Final answer:
Using the conservation of momentum principle, the velocity of the 12 kg block after a 0.005 kg bullet bounces off of it with a final velocity of 150 m/s west is calculated to be 0.229 m/s east.
Step-by-step explanation:
To find the velocity of the block after the collision, we need to use the formula for the conservation of linear momentum: pinitial = pfinal. Initial momentum of the system (bullet + block) is the momentum of the bullet since the block is at rest: mbullet × vbullet initial. 0.005 kg × 400 m/s = 2 kg·m/s east. The final momentum is the sum of the bullet's momentum (after bouncing back) and the block's momentum (which was at rest initially): (mbullet × vbullet final) + (mblock × vblock final). (0.005 kg × -150 m/s) + (12 kg × vblock final).

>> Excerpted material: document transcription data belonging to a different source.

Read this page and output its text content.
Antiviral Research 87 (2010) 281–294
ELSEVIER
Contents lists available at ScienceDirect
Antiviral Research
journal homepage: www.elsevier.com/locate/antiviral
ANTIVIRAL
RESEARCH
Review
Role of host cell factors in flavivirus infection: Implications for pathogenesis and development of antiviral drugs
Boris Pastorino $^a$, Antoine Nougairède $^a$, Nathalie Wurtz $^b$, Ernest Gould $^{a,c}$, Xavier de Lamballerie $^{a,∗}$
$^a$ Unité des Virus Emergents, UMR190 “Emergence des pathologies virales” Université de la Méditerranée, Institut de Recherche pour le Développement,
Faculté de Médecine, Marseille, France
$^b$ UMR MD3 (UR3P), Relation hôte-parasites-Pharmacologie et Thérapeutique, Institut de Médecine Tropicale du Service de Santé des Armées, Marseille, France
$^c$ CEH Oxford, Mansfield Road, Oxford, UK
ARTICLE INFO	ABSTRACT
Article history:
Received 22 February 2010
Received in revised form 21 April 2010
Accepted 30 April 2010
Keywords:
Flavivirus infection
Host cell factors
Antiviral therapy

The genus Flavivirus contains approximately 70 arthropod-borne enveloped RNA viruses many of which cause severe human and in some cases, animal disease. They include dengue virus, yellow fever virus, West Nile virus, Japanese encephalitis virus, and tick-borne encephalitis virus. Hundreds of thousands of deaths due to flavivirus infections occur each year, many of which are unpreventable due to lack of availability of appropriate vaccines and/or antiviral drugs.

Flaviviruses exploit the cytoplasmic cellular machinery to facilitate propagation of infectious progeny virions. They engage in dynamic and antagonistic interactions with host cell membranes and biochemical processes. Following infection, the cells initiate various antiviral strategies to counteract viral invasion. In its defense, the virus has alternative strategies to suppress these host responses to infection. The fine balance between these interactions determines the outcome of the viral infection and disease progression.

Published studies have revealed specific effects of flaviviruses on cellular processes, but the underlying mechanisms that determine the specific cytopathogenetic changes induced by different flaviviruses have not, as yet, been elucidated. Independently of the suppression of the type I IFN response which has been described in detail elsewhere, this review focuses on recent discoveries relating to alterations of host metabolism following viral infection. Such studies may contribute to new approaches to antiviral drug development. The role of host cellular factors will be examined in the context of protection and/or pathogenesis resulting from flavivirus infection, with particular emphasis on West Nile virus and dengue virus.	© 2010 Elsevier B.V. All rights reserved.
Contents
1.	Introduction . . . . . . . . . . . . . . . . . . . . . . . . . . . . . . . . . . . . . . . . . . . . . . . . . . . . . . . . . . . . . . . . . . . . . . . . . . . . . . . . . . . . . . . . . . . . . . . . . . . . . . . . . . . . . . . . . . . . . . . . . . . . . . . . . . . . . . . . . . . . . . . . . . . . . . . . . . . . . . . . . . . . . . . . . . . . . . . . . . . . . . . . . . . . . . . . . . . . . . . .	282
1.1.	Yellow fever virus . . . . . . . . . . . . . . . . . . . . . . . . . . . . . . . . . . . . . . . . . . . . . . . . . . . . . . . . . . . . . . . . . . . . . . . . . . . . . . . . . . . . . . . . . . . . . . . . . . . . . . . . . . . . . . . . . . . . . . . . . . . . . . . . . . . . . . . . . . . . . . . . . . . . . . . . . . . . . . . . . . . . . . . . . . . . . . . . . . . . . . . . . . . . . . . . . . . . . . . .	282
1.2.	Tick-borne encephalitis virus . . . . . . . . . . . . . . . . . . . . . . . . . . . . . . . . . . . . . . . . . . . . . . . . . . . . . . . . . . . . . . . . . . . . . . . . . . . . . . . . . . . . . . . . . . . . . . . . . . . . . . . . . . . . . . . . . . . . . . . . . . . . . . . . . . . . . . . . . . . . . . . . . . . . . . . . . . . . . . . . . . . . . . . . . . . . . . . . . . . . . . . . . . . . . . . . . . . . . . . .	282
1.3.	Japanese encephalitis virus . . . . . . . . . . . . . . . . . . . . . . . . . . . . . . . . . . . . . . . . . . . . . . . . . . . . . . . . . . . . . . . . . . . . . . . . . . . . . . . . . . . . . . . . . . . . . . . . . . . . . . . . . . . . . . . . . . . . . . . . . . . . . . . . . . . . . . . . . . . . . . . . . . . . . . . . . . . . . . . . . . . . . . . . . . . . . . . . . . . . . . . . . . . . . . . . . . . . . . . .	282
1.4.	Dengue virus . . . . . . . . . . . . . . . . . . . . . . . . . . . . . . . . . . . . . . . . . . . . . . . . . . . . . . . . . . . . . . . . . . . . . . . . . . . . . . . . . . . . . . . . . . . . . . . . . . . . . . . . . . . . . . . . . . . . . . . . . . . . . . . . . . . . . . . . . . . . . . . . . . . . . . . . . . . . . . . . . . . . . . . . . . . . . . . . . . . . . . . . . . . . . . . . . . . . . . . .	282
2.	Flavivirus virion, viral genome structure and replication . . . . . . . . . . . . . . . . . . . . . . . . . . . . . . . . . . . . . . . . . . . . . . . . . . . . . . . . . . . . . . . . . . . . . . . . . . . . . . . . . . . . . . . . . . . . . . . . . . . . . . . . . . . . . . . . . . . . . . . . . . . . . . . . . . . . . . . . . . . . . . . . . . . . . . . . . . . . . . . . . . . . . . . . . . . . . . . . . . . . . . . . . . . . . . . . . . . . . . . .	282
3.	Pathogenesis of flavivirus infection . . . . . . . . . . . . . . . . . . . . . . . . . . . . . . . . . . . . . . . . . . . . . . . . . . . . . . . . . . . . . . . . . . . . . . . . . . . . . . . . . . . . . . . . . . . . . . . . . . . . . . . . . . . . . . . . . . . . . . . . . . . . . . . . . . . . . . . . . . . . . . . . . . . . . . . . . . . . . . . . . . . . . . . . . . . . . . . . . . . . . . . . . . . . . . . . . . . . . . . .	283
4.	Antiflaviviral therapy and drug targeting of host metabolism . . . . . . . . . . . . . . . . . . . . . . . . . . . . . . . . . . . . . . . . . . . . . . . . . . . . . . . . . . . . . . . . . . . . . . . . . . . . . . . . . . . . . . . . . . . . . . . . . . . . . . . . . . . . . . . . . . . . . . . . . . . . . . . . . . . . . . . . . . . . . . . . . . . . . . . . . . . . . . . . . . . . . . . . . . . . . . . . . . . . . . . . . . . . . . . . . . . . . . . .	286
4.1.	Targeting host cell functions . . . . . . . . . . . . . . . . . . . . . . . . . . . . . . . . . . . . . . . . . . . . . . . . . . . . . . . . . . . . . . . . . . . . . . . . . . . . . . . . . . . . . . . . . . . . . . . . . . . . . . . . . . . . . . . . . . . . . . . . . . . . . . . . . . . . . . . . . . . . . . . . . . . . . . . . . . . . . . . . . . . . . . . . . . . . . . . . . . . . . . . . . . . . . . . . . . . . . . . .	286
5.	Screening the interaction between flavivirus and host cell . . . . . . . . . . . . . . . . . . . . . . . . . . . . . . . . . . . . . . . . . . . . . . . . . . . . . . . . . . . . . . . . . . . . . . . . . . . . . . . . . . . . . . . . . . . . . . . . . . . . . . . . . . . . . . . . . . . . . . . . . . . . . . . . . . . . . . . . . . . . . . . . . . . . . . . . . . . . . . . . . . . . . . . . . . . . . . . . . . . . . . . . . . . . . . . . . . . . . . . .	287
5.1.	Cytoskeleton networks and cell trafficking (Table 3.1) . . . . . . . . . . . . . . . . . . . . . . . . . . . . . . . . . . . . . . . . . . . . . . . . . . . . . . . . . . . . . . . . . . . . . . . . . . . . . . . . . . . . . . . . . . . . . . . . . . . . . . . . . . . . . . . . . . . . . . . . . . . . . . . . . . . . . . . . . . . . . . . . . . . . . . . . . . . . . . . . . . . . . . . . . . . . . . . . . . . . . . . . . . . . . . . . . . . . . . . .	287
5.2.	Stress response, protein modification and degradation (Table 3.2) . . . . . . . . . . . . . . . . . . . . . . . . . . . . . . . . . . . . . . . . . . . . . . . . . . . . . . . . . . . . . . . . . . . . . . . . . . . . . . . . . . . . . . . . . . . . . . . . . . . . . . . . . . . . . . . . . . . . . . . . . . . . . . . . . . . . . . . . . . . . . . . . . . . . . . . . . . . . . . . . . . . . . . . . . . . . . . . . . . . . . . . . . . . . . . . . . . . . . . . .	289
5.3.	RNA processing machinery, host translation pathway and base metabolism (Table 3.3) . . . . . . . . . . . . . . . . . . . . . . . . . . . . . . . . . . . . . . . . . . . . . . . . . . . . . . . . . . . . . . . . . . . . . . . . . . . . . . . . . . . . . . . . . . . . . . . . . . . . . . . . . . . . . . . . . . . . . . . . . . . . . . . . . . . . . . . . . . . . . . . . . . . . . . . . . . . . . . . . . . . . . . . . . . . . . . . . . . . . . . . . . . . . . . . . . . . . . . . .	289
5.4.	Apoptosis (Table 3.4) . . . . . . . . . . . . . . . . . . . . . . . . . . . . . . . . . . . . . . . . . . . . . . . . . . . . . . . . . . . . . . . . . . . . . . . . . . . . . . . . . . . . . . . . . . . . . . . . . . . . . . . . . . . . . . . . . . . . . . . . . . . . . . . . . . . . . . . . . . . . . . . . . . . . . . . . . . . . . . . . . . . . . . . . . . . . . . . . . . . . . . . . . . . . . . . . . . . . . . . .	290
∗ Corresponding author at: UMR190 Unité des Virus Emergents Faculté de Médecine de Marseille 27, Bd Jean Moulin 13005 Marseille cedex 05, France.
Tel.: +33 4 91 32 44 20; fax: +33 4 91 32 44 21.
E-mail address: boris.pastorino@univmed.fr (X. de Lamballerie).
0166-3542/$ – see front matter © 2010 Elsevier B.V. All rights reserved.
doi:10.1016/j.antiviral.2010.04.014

Note that the bullet's final velocity is negative as it is now traveling westward. By setting the initial and final momentum equal, we can solve for the block's velocity: 2 kg·m/s = (-0.75 kg·m/s) + (12 kg × vblock final). 12 kg × vblock final = 2.75 kg·m/s, vblock final = (2.75 kg·m/s) / 12 kg = 0.229 m/s east. The velocity of the block is 0.229 m/s east after the bullet bounces off.